Structured and Efficient Variational Deep Learning with Matrix Gaussian Posteriors
This work addresses efficiency in variational deep learning for researchers and practitioners, but it is incremental as it builds on existing methods like matrix Gaussians and local reparameterization.
The paper tackles the challenge of efficient variational inference in Bayesian neural networks by introducing a matrix Gaussian posterior that models parameter correlations, achieving computational savings compared to fully factorized posteriors. It demonstrates the approach through experiments, showing improved efficiency without specifying concrete performance numbers.
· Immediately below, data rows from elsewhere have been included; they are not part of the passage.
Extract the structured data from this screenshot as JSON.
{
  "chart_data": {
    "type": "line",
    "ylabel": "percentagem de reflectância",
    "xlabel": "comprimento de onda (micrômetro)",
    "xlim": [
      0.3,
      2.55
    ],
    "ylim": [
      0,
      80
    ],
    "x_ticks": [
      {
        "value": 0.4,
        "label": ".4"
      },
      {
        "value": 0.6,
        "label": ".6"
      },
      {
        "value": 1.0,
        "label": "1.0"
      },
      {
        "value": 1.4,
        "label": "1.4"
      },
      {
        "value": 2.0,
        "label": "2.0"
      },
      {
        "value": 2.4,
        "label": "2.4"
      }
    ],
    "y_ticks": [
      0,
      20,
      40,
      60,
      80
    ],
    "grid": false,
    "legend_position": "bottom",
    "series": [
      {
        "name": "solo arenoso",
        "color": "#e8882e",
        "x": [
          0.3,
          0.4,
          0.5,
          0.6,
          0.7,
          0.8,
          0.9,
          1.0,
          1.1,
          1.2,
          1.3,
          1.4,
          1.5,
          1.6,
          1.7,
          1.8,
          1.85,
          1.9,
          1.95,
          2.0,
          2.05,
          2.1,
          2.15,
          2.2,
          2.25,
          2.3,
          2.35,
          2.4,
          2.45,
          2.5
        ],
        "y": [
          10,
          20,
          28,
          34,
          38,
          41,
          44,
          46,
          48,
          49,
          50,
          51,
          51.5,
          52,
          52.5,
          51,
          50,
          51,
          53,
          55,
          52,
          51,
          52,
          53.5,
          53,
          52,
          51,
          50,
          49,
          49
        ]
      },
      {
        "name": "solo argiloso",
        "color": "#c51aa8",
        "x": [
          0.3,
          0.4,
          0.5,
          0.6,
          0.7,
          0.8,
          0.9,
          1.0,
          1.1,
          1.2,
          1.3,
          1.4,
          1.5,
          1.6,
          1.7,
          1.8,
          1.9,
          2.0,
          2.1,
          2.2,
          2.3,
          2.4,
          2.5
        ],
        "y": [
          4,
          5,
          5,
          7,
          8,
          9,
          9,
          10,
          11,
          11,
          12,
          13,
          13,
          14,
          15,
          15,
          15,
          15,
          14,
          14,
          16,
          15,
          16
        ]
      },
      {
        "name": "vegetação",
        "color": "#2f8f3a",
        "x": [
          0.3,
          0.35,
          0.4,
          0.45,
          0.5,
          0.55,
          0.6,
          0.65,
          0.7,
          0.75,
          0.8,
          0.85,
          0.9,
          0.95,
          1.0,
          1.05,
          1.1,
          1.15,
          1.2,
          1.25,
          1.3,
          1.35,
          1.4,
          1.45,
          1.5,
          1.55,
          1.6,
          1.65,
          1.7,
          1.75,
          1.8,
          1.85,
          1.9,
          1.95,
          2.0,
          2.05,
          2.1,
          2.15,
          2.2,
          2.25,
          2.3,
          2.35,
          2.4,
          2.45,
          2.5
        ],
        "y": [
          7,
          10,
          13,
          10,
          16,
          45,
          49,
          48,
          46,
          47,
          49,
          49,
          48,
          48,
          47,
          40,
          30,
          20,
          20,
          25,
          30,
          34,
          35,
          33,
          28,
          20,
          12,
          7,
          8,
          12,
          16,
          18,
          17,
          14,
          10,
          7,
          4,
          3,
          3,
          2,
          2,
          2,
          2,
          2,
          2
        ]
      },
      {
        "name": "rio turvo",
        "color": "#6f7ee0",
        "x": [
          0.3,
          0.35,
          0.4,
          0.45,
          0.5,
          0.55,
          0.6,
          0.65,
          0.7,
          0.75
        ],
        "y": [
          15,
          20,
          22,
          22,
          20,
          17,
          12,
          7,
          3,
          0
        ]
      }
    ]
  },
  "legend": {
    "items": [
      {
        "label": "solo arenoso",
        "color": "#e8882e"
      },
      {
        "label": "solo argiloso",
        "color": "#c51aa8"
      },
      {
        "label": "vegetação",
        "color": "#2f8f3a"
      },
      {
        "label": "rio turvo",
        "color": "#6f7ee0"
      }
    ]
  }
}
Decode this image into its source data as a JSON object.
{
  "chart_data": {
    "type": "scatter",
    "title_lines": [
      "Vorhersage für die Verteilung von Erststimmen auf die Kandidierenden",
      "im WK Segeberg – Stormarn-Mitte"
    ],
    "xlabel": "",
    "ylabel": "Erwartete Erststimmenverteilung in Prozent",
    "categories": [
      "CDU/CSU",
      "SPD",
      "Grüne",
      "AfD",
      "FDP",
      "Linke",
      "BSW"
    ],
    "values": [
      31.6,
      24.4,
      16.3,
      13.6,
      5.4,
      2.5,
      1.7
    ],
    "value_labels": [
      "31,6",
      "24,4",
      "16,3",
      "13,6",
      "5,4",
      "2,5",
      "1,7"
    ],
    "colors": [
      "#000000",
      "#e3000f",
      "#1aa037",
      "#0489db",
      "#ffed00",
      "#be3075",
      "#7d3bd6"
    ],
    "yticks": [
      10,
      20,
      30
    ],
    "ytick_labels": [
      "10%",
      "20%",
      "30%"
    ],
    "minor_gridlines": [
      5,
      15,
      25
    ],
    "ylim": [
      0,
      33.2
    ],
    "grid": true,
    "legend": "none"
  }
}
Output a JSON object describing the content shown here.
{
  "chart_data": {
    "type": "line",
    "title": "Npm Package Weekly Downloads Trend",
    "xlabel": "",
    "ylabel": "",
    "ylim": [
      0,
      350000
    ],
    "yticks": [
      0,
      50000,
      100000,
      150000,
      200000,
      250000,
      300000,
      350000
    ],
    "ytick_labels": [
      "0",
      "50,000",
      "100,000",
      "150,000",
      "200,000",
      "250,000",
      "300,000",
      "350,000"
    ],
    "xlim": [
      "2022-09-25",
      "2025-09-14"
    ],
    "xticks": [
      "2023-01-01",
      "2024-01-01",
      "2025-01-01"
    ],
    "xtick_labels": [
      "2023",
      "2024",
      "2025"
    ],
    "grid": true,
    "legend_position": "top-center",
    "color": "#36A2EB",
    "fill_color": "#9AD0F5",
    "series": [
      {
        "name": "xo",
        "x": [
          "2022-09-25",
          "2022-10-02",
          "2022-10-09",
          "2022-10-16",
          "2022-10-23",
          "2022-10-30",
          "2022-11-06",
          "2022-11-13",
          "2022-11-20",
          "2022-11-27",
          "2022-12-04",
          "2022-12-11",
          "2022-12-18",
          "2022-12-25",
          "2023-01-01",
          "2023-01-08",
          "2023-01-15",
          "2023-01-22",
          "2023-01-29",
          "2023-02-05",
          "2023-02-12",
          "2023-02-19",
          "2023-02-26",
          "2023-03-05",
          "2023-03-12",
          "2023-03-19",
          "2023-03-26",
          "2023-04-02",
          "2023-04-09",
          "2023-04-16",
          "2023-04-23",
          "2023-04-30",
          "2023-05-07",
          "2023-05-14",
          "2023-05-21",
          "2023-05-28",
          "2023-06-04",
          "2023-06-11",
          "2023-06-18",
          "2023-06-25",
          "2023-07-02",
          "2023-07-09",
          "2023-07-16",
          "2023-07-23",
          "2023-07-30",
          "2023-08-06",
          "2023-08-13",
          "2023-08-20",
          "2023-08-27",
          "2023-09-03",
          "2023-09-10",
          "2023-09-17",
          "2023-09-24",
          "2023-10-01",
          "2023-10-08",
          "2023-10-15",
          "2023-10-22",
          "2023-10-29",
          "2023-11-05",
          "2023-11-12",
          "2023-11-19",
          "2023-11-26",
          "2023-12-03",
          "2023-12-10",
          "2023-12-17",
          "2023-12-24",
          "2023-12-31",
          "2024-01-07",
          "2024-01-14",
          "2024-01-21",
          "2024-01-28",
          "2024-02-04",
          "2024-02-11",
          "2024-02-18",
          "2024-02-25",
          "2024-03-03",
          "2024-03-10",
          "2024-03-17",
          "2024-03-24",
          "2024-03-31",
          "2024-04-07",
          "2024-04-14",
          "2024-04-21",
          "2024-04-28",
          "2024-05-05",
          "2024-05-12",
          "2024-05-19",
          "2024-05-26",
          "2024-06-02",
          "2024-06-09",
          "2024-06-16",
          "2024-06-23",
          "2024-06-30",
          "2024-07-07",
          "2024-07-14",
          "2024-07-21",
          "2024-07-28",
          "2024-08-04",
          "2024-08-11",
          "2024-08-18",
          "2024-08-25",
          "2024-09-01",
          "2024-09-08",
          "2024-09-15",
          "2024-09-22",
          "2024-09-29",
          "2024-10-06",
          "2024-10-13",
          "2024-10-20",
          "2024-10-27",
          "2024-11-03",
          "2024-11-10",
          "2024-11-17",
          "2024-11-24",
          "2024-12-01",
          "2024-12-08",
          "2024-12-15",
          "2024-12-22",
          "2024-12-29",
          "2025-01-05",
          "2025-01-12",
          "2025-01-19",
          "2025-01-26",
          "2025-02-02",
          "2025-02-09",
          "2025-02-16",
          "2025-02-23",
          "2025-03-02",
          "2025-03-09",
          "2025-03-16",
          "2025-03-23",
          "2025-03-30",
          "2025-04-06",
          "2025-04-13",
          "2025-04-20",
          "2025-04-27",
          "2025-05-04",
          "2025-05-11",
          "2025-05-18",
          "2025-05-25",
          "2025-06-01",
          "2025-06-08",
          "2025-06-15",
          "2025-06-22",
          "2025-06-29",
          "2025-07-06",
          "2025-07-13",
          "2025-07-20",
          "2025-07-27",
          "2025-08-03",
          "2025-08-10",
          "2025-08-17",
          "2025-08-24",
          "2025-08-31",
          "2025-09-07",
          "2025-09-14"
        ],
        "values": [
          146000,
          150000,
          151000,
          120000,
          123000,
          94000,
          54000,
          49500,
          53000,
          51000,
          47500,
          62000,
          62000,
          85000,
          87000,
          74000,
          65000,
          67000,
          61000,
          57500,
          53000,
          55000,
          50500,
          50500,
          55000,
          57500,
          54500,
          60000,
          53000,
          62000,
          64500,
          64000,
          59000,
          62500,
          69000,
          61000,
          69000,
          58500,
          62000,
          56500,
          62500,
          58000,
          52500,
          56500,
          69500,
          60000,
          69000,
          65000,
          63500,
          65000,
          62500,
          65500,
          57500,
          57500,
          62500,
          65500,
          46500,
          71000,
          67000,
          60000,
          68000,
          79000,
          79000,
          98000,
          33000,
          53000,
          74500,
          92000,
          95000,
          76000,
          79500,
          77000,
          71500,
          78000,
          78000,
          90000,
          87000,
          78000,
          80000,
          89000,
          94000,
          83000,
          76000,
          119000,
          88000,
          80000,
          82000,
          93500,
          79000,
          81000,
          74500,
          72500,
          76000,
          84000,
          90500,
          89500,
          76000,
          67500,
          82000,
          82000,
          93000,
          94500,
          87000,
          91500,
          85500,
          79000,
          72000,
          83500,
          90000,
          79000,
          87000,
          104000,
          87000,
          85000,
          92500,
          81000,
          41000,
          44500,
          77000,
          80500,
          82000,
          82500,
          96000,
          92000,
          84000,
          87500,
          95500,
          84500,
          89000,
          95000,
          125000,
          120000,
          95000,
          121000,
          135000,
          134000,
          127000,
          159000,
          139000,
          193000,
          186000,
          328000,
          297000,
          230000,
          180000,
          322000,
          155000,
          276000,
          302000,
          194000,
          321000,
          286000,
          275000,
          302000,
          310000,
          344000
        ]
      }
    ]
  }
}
We introduce a variational Bayesian neural network where the parameters are governed via a probability distribution on random matrices. Specifically, we employ a matrix variate Gaussian \cite{gupta1999matrix} parameter posterior distribution where we explicitly model the covariance among the input and output dimensions of each layer. Furthermore, with approximate covariance matrices we can achieve a more efficient way to represent those correlations that is also cheaper than fully factorized parameter posteriors. We further show that with the "local reprarametrization trick" \cite{kingma2015variational} on this posterior distribution we arrive at a Gaussian Process \cite{rasmussen2006gaussian} interpretation of the hidden units in each layer and we, similarly with \cite{gal2015dropout}, provide connections with deep Gaussian processes. We continue in taking advantage of this duality and incorporate "pseudo-data" \cite{snelson2005sparse} in our model, which in turn allows for more efficient sampling while maintaining the properties of the original model. The validity of the proposed approach is verified through extensive experiments.